軽い症状でも早めの医療機関受診が大切

市販の咳止め薬はあくまでも病院に行く時間がない時などに臨時で購入し、症状が改善されないようでしたら、直ぐに医療機関を受診するようにしましょう。咳が続いている場合、感染症や他の病気が原因で咳が出ている可能性があります。

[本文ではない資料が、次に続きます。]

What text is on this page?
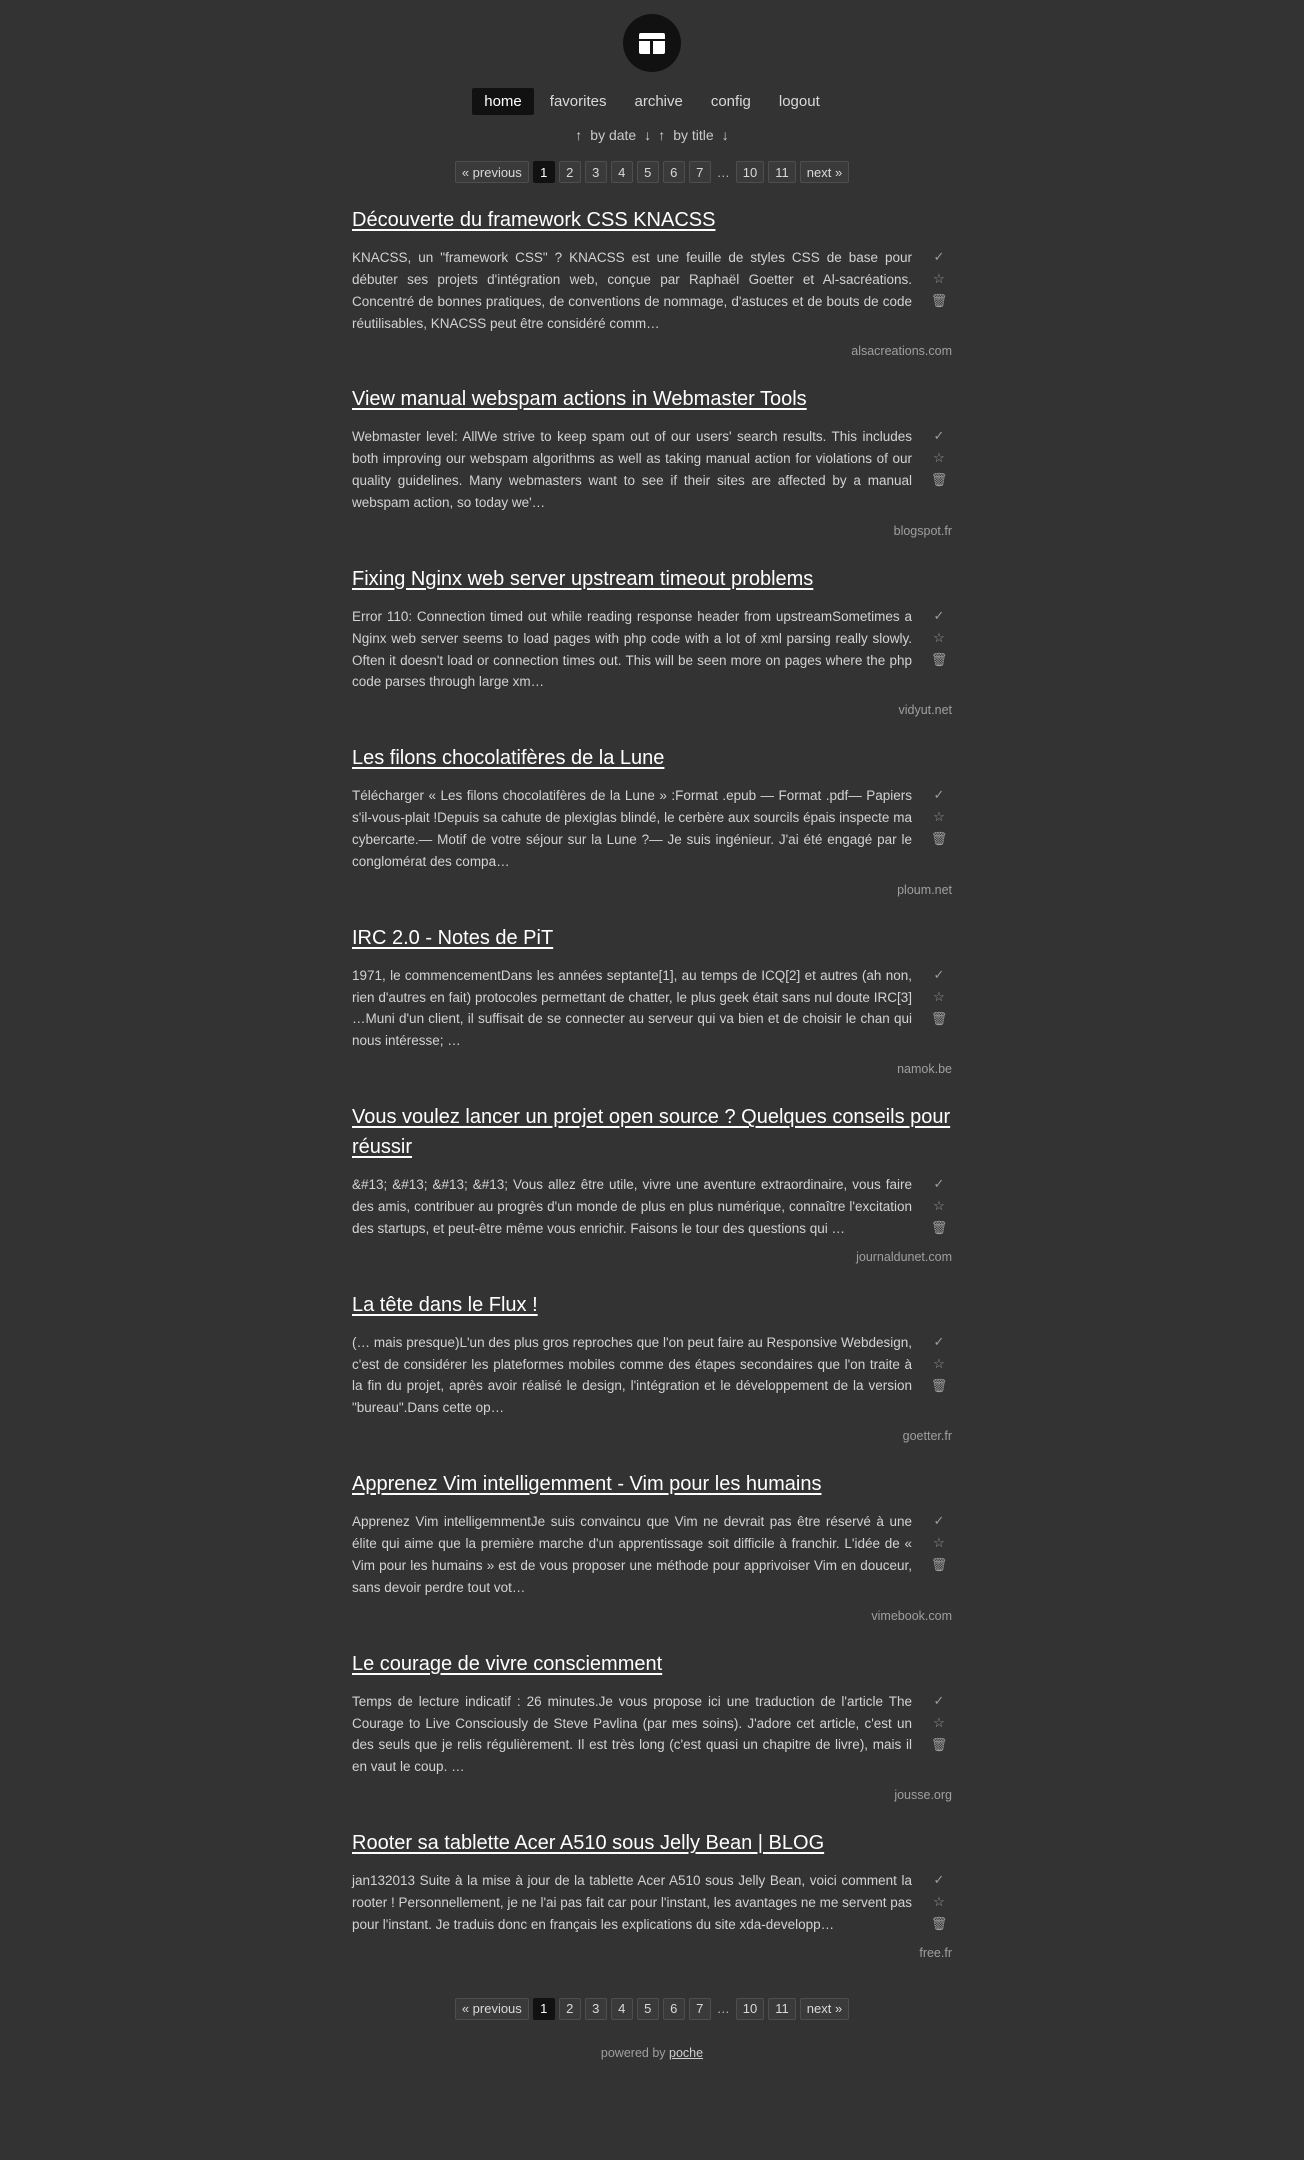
home	favorites	archive	config	logout
↑ by date ↓ ↑ by title ↓
« previous	1	2	3	4	5	6	7	…	10	11	next »
Découverte du framework CSS KNACSS
KNACSS, un "framework CSS" ? KNACSS est une feuille de styles CSS de base pour débuter ses projets d'intégration web, conçue par Raphaël Goetter et Al-sacréations. Concentré de bonnes pratiques, de conventions de nommage, d'astuces et de bouts de code réutilisables, KNACSS peut être considéré comm…
✓
☆
🗑
alsacreations.com
View manual webspam actions in Webmaster Tools
Webmaster level: AllWe strive to keep spam out of our users' search results. This includes both improving our webspam algorithms as well as taking manual action for violations of our quality guidelines. Many webmasters want to see if their sites are affected by a manual webspam action, so today we'…
✓
☆
🗑
blogspot.fr
Fixing Nginx web server upstream timeout problems
Error 110: Connection timed out while reading response header from upstreamSometimes a Nginx web server seems to load pages with php code with a lot of xml parsing really slowly. Often it doesn't load or connection times out. This will be seen more on pages where the php code parses through large xm…
✓
☆
🗑
vidyut.net
Les filons chocolatifères de la Lune
Télécharger « Les filons chocolatifères de la Lune » :Format .epub — Format .pdf— Papiers s'il-vous-plait !Depuis sa cahute de plexiglas blindé, le cerbère aux sourcils épais inspecte ma cybercarte.— Motif de votre séjour sur la Lune ?— Je suis ingénieur. J'ai été engagé par le conglomérat des compa…
✓
☆
🗑
ploum.net
IRC 2.0 - Notes de PiT
1971, le commencementDans les années septante[1], au temps de ICQ[2] et autres (ah non, rien d'autres en fait) protocoles permettant de chatter, le plus geek était sans nul doute IRC[3] …Muni d'un client, il suffisait de se connecter au serveur qui va bien et de choisir le chan qui nous intéresse; …
✓
☆
🗑
namok.be
Vous voulez lancer un projet open source ? Quelques conseils pour réussir
&#13; &#13; &#13; &#13; Vous allez être utile, vivre une aventure extraordinaire, vous faire des amis, contribuer au progrès d'un monde de plus en plus numérique, connaître l'excitation des startups, et peut-être même vous enrichir. Faisons le tour des questions qui …
✓
☆
🗑
journaldunet.com
La tête dans le Flux !
(… mais presque)L'un des plus gros reproches que l'on peut faire au Responsive Webdesign, c'est de considérer les plateformes mobiles comme des étapes secondaires que l'on traite à la fin du projet, après avoir réalisé le design, l'intégration et le développement de la version "bureau".Dans cette op…
✓
☆
🗑
goetter.fr
Apprenez Vim intelligemment - Vim pour les humains
Apprenez Vim intelligemmentJe suis convaincu que Vim ne devrait pas être réservé à une élite qui aime que la première marche d'un apprentissage soit difficile à franchir. L'idée de « Vim pour les humains » est de vous proposer une méthode pour apprivoiser Vim en douceur, sans devoir perdre tout vot…
✓
☆
🗑
vimebook.com
Le courage de vivre consciemment
Temps de lecture indicatif : 26 minutes.Je vous propose ici une traduction de l'article The Courage to Live Consciously de Steve Pavlina (par mes soins). J'adore cet article, c'est un des seuls que je relis régulièrement. Il est très long (c'est quasi un chapitre de livre), mais il en vaut le coup. …
✓
☆
🗑
jousse.org
Rooter sa tablette Acer A510 sous Jelly Bean | BLOG
jan132013 Suite à la mise à jour de la tablette Acer A510 sous Jelly Bean, voici comment la rooter ! Personnellement, je ne l'ai pas fait car pour l'instant, les avantages ne me servent pas pour l'instant. Je traduis donc en français les explications du site xda-developp…
✓
☆
🗑
free.fr
« previous	1	2	3	4	5	6	7	…	10	11	next »
powered by poche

特に風邪と間違いやすい病気として、インフルエンザ、細菌性肺炎(肺炎球菌、マイコプラズマなどが原因)、気管支・細気管支炎(マイコプラズマ、クラミドフィラ、RSウイルスなどが原因)、喘息、結核などがあります。 その場合は、市販薬では効果がありませんので、早めに医療機関を受診し、治療を少しでも早くはじめることが大切です。

市販薬に含まれている咳止めの成分一覧

市販薬に含まれている咳止めの成分としては、主に去痰薬、麻薬性鎮咳薬、非麻薬性鎮咳薬や気管支拡張薬などがあります。

去痰薬

たんの切れをよくするお薬の成分になります。喉の奥に痰がつまっているような咳の症状に服用するお薬です。

 ・ブロムヘキシン塩酸塩
 ・カルボシステイン
 ・エチルシステイン塩酸塩
 ・グアイフェネシン
など。

麻薬性鎮咳薬

延髄にある咳中枢に作用し、咳を抑えます。主に、一般的な風邪薬や、乾いた咳などに効果を発揮します。麻薬というと驚くかもしれませんが、通常の量で服用する分には心配はいりません。

 ・コデインリン酸水和物
 ・ジヒドロコデインリン酸塩
など。

非麻薬性鎮咳薬

これも延髄にある咳中枢に作用し、咳を抑えます。麻薬ではなく、耐性や依存性、便秘などの副作用の心配がありません。

 ・デキストロメトルファン臭化水素酸塩水和物
 ・チペピジンヒペンズ酸塩
 ・ノスカピン
など。

気管支拡張薬

気道が狭くなると、呼吸が苦しくなります。狭くなっている気管支を拡げることで、一部の咳を抑えることが可能です。喘息の治療などで昔用いられていましたが、最近は吸入薬の発達により内服治療はあまり行われていません。

 ・メトキシフェナミン塩酸塩
 ・メチルエフェドリン塩酸塩
 ・ジブロフィリン
 ・テオフィリン
など。
咳止めの市販薬には、今回説明したような成分が含まれており、お薬によっては、複数成分が入っているものもあります。ご自分の咳の症状をみて、それに合った市販薬を購入するのも手かもしれません。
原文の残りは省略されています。